Given the wave of criticism that is now hitting Facebook — and by extension all ad-based “free” services — over just what kind of information is being gathered, bartered and used relating to us, it will be interesting to see how much more the idea of paid services in lieu of ad-based free catches on. We have asked a Yahoo Mail spokesperson for any updated numbers that can be shared on the number of subscribers.

In any case, today Yahoo Mail’s focus is on improvements to the performance of the whole Mail product, impacting both paid and free tiers.

For one, the company continues to iterate on the new Redux architecture that the company introduced when it announced its rebuild last year.

Among the changes that are now in place, Yahoo says that there is now a 50 percent reduction in JavaScript exceptions; and a 20 percent reduction in overall API failures, including 20 percent when checking for new emails, 30 percent when reading email messages, and 20 percent when sending emails. Page load performance is up by 10 percent, and frame rendering by 40 percent — numbers that may not really be understood in any practical way by users, but inevitably make the Yahoo Mail experience much smoother.

In terms of new features, there are several areas where Yahoo Mail is adding more bells and whistles that focus on personalisation.

Yahoo Mail said that photo themes — the ability to add new backgrounds behind the actual interface of the otherwise relatively-vanilla mail service — have been one of the most consistently-requested features for the product.

So building on the previous ability to change the color of your background, now you can also add photos (illustrated in the GIF above). Given the existence of Flickr in the Yahoo stable, and the way that Yahoo has been using imagery in other products like its Weather app, I’m surprised that it’s taken this long to get this one off the ground.

Another new feature is tighter and better integration with your calendar.

Specifically, now Yahoo Mail will let users create and send calendar invites directly from within the mail service. This will also mean that users can now short-cut by accepting invites (or rejecting) without even opening the mail itself. Users of Gmail may know this feature well, and again it’s a welcome and needed (and overdue) addition to the Yahoo web mail service.

Finally, Yahoo Mail is adding some more pizzaz to your out of office responders.

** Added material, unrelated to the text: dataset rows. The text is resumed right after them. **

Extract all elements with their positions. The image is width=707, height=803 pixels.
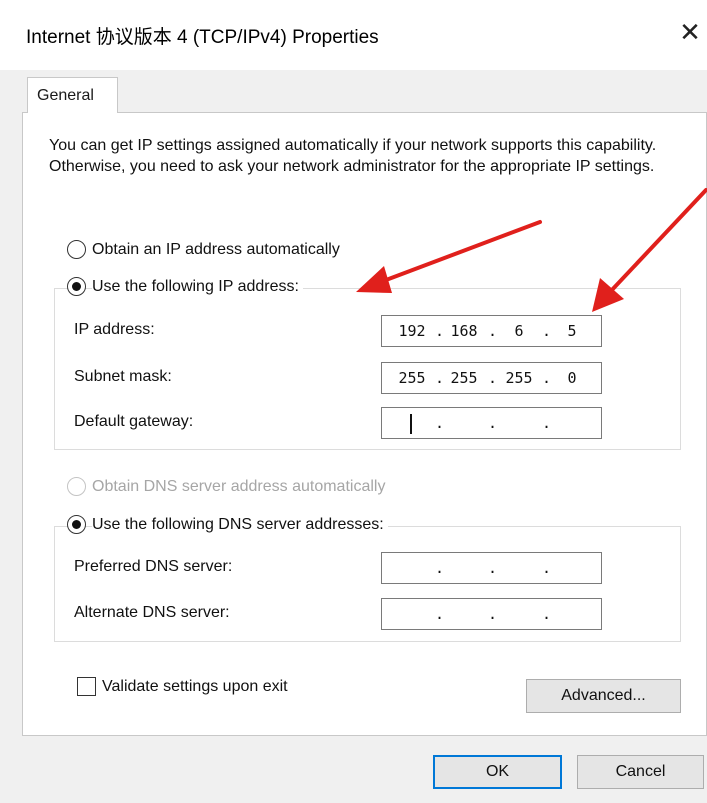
octet-separator: . xyxy=(488,605,498,623)
advanced-button[interactable]: Advanced... xyxy=(526,679,681,713)
subnet-mask-label: Subnet mask: xyxy=(74,368,172,385)
default-gateway-input[interactable]: . . . xyxy=(381,407,602,439)
octet-separator: . xyxy=(435,605,445,623)
ip-address-row: IP address: 192 . 168 . 6 . 5 xyxy=(74,315,604,347)
subnet-mask-input[interactable]: 255 . 255 . 255 . 0 xyxy=(381,362,602,394)
text-caret xyxy=(410,414,412,434)
tab-general[interactable]: General xyxy=(27,77,118,113)
use-following-ip-radio[interactable]: Use the following IP address: xyxy=(67,277,303,296)
radio-checked-icon xyxy=(67,515,86,534)
octet-2: 255 xyxy=(450,369,478,387)
octet-separator: . xyxy=(488,414,498,432)
default-gateway-label: Default gateway: xyxy=(74,413,194,430)
octet-2: 168 xyxy=(450,322,478,340)
octet-separator: . xyxy=(488,322,498,340)
octet-separator: . xyxy=(488,369,498,387)
preferred-dns-input[interactable]: . . . xyxy=(381,552,602,584)
radio-checked-icon xyxy=(67,277,86,296)
checkbox-icon xyxy=(77,677,96,696)
use-following-dns-label: Use the following DNS server addresses: xyxy=(92,515,388,534)
octet-3: 6 xyxy=(514,322,524,340)
ip-address-input[interactable]: 192 . 168 . 6 . 5 xyxy=(381,315,602,347)
validate-settings-checkbox[interactable]: Validate settings upon exit xyxy=(77,677,288,696)
octet-4: 5 xyxy=(567,322,577,340)
close-icon[interactable]: ✕ xyxy=(678,18,702,46)
validate-settings-label: Validate settings upon exit xyxy=(102,677,288,695)
intro-text: You can get IP settings assigned automat… xyxy=(49,137,657,175)
tab-general-label: General xyxy=(37,87,94,104)
alternate-dns-row: Alternate DNS server: . . . xyxy=(74,598,604,630)
alternate-dns-label: Alternate DNS server: xyxy=(74,604,230,621)
radio-disabled-icon xyxy=(67,477,86,496)
default-gateway-row: Default gateway: . . . xyxy=(74,407,604,439)
obtain-ip-auto-radio[interactable]: Obtain an IP address automatically xyxy=(67,240,344,259)
octet-separator: . xyxy=(542,322,552,340)
octet-separator: . xyxy=(542,559,552,577)
ip-address-label: IP address: xyxy=(74,321,155,338)
obtain-dns-auto-label: Obtain DNS server address automatically xyxy=(92,477,390,496)
ok-button[interactable]: OK xyxy=(433,755,562,789)
cancel-button[interactable]: Cancel xyxy=(577,755,704,789)
dialog-body: General You can get IP settings assigned… xyxy=(0,70,707,803)
alternate-dns-input[interactable]: . . . xyxy=(381,598,602,630)
octet-separator: . xyxy=(488,559,498,577)
use-following-dns-radio[interactable]: Use the following DNS server addresses: xyxy=(67,515,388,534)
dialog-title: Internet 协议版本 4 (TCP/IPv4) Properties xyxy=(26,27,379,48)
preferred-dns-row: Preferred DNS server: . . . xyxy=(74,552,604,584)
octet-separator: . xyxy=(542,605,552,623)
octet-separator: . xyxy=(542,369,552,387)
octet-4: 0 xyxy=(567,369,577,387)
radio-icon xyxy=(67,240,86,259)
octet-separator: . xyxy=(542,414,552,432)
subnet-mask-row: Subnet mask: 255 . 255 . 255 . 0 xyxy=(74,362,604,394)
octet-1: 255 xyxy=(398,369,426,387)
octet-separator: . xyxy=(435,322,445,340)
octet-separator: . xyxy=(435,414,445,432)
tcpip-properties-dialog: Internet 协议版本 4 (TCP/IPv4) Properties ✕ … xyxy=(0,0,707,803)
general-panel: You can get IP settings assigned automat… xyxy=(22,112,707,736)
octet-3: 255 xyxy=(505,369,533,387)
obtain-ip-auto-label: Obtain an IP address automatically xyxy=(92,240,344,259)
use-following-ip-label: Use the following IP address: xyxy=(92,277,303,296)
title-bar: Internet 协议版本 4 (TCP/IPv4) Properties ✕ xyxy=(0,0,707,70)
obtain-dns-auto-radio[interactable]: Obtain DNS server address automatically xyxy=(67,477,390,496)
octet-separator: . xyxy=(435,559,445,577)
preferred-dns-label: Preferred DNS server: xyxy=(74,558,233,575)
octet-1: 192 xyxy=(398,322,426,340)
octet-separator: . xyxy=(435,369,445,387)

I can’t help but think of The Office and other TV shows and films that parody the boring monotony of desk work when I hear about improvements like these: features that make very mundane things — like OOO responders — more “fun”. Still! Having been the recipient of many a “zany” OOO note, I know that people do love to play around with these, so here’s to the crazy ones.

You can now add GIFs and custom stationery so that your autoreplies stand out a little bit more.

We’ll update this post when and if we get more user numbers from the company.